Stretford Paddock was founded in 2020. As of 1 June 2022 the club has been fan owned.

First Silverware

On Saturday 8 July 2023, Stretford Paddock faced Droylsden FC in a significant match that marked Droylsden's return to football after three years of inactivity. The game, filled with anticipation, witnessed a delayed kickoff due to unexpected crowd congestion. In a dramatic turn of events, Stretford Paddock secured victory in a penalty shootout, lifting the Tony Downes Memorial Cup. This win, against a team that once held a notable position in the Northern Premier League, added the first silverware to Stretford Paddock's story.

Biggest League Win

Stretford Paddock FC recorded their largest league victory on 9 September 2023, when they defeated Wigan Town with a score of 10–0. This result stands out as the club's most significant win in league competition to date.

==Club Colours==
The clubs colours are red and white with black socks.
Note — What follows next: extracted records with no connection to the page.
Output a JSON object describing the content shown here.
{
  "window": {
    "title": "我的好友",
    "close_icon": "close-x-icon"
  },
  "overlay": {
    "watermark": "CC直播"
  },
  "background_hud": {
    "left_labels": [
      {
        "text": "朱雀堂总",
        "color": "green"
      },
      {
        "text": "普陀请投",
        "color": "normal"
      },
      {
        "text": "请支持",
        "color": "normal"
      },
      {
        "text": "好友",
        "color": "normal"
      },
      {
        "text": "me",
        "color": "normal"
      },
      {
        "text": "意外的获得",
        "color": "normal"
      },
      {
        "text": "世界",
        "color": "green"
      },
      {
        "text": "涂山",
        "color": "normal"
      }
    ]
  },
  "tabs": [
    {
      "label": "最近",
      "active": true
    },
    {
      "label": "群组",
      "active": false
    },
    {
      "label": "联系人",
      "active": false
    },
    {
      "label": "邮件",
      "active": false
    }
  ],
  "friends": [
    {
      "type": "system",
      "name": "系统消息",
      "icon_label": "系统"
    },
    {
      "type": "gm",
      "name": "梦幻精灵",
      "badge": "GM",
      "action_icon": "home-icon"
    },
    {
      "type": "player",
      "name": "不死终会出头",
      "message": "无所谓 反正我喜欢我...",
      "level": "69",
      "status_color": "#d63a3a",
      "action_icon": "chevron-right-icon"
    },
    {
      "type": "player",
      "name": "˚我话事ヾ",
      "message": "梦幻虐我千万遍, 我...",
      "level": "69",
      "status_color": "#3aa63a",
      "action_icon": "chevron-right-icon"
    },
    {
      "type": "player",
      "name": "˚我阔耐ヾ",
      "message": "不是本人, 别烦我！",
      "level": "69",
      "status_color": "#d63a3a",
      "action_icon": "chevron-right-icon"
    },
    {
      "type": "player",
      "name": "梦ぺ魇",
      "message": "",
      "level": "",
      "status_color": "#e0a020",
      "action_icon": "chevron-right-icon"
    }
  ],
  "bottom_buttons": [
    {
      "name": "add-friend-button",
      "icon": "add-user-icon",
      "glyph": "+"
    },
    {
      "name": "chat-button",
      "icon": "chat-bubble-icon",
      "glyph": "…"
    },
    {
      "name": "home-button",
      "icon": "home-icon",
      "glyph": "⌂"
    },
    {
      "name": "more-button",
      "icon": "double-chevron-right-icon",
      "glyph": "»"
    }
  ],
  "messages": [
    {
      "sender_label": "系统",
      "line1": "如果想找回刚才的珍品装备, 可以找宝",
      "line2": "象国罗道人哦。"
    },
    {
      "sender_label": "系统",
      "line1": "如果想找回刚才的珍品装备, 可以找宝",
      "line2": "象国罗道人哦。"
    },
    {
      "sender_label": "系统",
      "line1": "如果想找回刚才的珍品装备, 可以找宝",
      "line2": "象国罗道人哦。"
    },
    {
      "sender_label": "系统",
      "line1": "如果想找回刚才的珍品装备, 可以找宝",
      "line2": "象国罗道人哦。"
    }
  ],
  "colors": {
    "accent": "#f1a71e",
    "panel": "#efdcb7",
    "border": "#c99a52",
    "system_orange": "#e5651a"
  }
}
This is an homage to Manchester United, as the club is created by supporters of Manchester United. In 2021 the club announced a four-year partnership with Puma to supply kits.

==Home ground==
Stretford Paddock have been somewhat nomadic in regards to a home ground, having played home games at Droylsden FC's Butcher's Arms Ground, Flixton's Valley Road Stadium, Wright Robinson College, and the Manchester Enterprise Academy. Their current home ground is at Hyde United.